Feb 24, 2021 22:09
Found myself thinking about Australian film in the 90s. As you do. There was a massive surge of funding from somewhere into the Australian film industry at the time, and some fantastic films came out of it. But only a few have survived. Everyone remembers Priscilla, Muriel's Wedding, The Castle. And these are great films. I have them all on DVD. But the success of these films - all technicolour in their own way - has overshadowed some other great films of that era: Spider and Rose, The Last Days of Chez Nous, Proof, The Sum of Us. While perhaps not as much fun these are arguably much better films. They're not candy films, they're full meals.

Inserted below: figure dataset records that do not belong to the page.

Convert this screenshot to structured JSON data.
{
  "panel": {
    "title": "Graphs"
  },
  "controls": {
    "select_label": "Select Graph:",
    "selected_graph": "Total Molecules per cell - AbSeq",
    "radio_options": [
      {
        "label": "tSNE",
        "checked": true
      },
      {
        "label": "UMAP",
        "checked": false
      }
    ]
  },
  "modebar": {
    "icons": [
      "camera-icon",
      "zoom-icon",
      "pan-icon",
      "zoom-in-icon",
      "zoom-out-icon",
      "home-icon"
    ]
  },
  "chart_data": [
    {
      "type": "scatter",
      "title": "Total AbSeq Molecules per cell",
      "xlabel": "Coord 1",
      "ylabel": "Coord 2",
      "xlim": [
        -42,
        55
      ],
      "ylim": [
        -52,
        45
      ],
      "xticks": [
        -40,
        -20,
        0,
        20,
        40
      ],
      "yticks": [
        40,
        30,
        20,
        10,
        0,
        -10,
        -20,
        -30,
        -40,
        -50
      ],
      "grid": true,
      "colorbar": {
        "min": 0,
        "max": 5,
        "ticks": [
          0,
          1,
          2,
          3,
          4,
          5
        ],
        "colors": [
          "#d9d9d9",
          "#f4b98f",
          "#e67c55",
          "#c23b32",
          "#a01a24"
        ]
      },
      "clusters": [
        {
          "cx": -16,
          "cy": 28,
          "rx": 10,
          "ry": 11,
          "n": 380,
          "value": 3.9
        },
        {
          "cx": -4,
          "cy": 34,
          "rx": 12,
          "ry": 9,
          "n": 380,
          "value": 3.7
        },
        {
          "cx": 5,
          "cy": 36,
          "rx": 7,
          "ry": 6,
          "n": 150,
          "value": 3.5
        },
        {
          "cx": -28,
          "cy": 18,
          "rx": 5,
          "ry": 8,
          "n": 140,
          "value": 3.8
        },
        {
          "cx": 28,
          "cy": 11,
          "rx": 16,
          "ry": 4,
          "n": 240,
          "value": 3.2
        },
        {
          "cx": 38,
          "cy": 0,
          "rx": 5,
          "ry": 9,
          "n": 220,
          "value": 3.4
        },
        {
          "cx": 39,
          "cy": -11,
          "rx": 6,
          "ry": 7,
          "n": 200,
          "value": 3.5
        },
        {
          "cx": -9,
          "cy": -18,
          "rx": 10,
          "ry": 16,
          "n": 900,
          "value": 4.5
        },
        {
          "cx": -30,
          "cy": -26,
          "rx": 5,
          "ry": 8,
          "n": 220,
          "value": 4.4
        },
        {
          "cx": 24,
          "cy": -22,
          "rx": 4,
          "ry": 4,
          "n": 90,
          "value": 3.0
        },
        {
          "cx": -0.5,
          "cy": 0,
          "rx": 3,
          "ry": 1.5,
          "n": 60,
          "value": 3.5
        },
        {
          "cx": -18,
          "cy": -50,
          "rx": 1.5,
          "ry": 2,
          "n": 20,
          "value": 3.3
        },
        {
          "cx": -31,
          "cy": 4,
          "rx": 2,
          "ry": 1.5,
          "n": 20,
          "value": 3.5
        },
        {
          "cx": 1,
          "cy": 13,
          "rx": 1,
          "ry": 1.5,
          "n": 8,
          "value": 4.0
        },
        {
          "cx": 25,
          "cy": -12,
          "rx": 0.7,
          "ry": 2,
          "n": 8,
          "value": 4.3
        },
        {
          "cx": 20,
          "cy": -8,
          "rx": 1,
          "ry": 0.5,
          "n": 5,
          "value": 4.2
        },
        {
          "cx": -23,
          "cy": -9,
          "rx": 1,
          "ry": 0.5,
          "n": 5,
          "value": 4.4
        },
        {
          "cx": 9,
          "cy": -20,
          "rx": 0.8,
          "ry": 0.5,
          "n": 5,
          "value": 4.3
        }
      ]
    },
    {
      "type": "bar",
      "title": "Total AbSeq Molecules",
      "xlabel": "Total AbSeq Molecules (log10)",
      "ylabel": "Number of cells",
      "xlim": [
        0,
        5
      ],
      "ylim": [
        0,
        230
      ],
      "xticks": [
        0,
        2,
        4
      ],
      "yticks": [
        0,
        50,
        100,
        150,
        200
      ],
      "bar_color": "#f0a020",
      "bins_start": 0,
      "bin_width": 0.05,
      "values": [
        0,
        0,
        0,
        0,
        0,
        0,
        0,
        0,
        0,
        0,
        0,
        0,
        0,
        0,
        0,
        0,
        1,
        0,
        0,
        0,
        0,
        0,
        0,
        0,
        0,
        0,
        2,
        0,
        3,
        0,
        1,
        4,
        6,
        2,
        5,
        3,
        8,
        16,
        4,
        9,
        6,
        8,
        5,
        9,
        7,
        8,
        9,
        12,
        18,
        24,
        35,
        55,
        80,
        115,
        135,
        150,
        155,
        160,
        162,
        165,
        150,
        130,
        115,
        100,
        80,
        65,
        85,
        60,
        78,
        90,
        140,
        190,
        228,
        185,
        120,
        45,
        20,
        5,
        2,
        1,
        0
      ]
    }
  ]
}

I've talked with a few people about one of the regrettable side effects of streaming is now that we've got so much choice, we don't realise how little choice we have. None of the films I'm lamenting will ever stream on the major services. Why would they? And people aren't going to stumble across them in the DVD shop, or switch them on on SBS one night. They're dead. They are now consigned to be footnotes in a glossy book on Australian film history.
That's one of the reasons I still buy and watch DVDs. There's stuff on my shelves that a lot of people I know will never see, because they'll never be given the opportunity to learn that it exists. We have so much choice now, that we don't know how little choice we have. Like everything else, our viewing is being curated. It always has, of course, but moreso than ever. There's no Vampira to show us old horror movies, no Des Mangan to introduce us to bizarre world cinema, no 3am dead time that needs filling. Streaming has changed the way we watch, and it has changed what we watch.
I must buy some of those films on DVD.